Também não sou revolucionário, nem pretendo ser. Como disse um dos meus amigos, a galeria dos heróis já está cheia. Quem me conhece sabe que sou contra qualquer tipo de violência. A única revolução em que acredito é a da possibilidade de superação das pessoas, é a da capacidade de mudar o mundo, mudando pessoas, da força da vontade de fazer melhor todos os dias, da certeza de que o bem realizado por cada um torna o todo melhor, agora e amanhã, para todos e para cada um de nós.

Portanto, para mim não existe sistema nenhum! Para mim não existe sistema, para além do fantasma alimentado pelas nossas omissões e pela renúncia da nossa cidadania, provocadas pelo próprio medo, que nos faz acreditar que o melhor é mesmo não falar, porque falando corremos o risco de levar um tiro na cabeça ou perder o emprego, ou o carro do serviço; ou, se ainda assim quisermos falar, não dizer verdades, ou seja, falar só de «coisas boas», como sugeriu o medo da minha mãe.

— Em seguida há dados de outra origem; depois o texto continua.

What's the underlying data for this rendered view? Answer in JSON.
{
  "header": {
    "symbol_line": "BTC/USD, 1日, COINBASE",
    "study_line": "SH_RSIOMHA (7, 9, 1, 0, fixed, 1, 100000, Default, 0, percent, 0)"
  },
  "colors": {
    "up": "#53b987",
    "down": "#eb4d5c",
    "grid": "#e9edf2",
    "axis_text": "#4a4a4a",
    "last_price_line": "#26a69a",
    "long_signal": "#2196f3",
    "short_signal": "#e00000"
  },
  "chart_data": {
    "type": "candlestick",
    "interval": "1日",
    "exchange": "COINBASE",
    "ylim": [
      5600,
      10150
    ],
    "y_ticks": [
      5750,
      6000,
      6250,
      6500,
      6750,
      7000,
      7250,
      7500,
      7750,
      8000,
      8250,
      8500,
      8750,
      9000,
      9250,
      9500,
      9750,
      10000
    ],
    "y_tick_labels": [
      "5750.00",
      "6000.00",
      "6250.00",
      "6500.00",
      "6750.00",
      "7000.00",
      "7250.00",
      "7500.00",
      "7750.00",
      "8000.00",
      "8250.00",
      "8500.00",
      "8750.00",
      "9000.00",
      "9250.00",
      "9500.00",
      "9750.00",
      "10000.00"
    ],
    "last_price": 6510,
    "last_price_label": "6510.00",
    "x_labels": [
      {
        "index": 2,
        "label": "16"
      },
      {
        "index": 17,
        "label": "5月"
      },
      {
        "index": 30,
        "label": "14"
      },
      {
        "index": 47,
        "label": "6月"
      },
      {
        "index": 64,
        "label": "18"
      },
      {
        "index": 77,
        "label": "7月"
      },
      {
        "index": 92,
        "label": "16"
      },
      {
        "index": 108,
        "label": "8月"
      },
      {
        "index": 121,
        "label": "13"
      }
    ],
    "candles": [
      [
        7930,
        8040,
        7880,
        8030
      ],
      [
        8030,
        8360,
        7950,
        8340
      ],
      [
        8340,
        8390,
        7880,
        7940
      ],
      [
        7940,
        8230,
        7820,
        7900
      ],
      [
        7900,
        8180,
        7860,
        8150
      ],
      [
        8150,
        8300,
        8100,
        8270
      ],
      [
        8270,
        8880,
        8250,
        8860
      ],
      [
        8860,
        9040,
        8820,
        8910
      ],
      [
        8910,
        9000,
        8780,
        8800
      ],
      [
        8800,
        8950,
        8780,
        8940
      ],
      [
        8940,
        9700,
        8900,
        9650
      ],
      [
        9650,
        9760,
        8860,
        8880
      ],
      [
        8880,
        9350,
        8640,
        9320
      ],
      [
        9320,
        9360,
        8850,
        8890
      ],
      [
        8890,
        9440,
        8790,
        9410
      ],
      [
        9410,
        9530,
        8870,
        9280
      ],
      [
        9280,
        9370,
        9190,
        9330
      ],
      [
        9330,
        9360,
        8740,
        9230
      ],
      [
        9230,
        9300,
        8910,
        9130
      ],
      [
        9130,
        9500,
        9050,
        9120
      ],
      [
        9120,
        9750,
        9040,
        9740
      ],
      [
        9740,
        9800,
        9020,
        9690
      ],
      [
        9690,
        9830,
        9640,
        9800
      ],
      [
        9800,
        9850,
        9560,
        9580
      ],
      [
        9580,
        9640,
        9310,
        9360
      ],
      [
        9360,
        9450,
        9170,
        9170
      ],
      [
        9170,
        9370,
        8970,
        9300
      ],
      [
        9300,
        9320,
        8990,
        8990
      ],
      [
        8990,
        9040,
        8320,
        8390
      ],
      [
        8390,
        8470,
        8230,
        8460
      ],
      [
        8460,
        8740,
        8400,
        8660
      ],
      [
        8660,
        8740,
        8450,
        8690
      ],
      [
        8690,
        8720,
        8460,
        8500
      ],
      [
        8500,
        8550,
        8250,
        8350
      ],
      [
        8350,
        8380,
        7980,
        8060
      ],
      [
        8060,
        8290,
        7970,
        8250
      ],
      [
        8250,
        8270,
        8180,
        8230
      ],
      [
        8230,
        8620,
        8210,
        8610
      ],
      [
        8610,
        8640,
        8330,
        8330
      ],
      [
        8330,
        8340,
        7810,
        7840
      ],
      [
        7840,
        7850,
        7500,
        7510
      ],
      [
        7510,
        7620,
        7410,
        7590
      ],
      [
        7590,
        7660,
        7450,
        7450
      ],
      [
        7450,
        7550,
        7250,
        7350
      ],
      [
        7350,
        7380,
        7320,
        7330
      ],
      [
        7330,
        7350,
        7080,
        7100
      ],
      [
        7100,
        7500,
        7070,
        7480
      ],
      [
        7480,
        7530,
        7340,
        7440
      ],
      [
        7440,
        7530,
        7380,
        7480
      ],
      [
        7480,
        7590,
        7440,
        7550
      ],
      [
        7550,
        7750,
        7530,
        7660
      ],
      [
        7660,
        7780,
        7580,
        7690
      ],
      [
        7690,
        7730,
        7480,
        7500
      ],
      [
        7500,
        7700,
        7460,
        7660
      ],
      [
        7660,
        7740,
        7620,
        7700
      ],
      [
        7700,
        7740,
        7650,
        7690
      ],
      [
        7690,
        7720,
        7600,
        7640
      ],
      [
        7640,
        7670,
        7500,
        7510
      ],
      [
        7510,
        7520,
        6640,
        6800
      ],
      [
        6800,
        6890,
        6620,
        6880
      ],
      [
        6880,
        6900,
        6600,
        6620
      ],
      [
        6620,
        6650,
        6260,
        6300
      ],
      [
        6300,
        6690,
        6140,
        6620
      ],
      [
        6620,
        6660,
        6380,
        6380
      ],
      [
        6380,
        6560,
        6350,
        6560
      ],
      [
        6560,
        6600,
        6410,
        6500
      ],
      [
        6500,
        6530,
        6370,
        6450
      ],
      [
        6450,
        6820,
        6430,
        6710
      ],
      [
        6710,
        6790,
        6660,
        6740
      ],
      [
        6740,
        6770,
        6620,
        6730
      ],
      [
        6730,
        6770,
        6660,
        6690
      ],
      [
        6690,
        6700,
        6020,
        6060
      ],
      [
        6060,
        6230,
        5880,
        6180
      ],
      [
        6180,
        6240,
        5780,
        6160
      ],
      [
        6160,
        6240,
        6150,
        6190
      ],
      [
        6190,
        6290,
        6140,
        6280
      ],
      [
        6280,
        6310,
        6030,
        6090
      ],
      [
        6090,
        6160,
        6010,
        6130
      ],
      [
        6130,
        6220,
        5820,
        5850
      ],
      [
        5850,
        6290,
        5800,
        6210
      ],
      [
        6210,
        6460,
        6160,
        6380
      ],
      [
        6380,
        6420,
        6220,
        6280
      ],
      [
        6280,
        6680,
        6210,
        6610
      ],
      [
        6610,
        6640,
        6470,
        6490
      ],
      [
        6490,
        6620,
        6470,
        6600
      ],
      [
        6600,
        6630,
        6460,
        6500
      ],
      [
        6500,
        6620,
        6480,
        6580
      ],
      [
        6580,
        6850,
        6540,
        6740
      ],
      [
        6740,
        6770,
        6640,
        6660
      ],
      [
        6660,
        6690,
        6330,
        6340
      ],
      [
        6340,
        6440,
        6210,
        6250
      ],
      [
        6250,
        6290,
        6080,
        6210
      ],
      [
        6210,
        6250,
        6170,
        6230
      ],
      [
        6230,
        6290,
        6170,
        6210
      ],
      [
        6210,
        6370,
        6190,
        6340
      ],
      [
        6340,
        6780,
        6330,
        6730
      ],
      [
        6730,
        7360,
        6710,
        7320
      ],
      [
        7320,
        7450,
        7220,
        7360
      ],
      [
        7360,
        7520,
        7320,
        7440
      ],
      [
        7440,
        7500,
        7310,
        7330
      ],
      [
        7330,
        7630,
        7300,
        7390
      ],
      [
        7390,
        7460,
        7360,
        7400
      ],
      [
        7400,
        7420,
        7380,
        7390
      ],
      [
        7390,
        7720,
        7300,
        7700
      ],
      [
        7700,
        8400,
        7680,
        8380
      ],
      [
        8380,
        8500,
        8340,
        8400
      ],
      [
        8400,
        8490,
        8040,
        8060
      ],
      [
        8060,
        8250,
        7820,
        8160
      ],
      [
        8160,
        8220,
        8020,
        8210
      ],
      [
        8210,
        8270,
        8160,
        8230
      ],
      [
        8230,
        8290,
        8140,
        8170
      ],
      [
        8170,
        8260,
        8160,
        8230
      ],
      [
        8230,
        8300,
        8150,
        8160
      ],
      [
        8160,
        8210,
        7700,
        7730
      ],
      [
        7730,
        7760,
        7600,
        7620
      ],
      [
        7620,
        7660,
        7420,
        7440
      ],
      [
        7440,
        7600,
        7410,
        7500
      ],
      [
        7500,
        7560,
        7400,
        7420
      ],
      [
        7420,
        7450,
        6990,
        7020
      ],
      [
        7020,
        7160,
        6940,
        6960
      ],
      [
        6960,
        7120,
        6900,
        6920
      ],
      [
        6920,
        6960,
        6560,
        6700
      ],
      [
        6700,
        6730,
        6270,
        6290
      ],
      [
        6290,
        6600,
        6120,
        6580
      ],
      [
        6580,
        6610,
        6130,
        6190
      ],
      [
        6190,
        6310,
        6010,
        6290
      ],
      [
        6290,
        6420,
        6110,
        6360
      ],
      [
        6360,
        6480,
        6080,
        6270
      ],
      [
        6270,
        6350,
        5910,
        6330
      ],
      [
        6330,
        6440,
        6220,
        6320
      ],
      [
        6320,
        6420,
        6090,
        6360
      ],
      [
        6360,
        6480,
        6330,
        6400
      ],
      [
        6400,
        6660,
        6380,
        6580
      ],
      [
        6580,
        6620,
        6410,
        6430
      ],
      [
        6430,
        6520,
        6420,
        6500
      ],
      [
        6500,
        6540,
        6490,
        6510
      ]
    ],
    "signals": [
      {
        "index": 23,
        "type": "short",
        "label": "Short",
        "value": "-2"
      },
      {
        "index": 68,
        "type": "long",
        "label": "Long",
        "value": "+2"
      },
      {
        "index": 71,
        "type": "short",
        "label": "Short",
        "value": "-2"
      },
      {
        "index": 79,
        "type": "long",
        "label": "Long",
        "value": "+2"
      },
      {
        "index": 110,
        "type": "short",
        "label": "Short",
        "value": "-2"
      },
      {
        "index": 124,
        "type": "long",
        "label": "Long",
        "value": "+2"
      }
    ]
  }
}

Não consigo deixar de ficar chocado com isso, mas não consigo ficar chocado e não falar sobre isso. Talvez seja esse o meu mal. Por isso, talvez um dia pare de escrever, talvez um dia pare de falar, mas não agora. Talvez um dia, queira Deus que sim, fale com os meus netos sobre esse tempo, com nostalgia, mas sem medo, contando, fazendo-os rir, sobre os gritos que um dia a bisavô deles me fez ao telefone, porque cometi a imprudência de dizer o que pensava. Espero que nesse dia, naquele tempo de amanhã, os meus netos não acreditem em mim, e pensem que as minhas palavras são delírios de um velho louco que não se cansa de falar.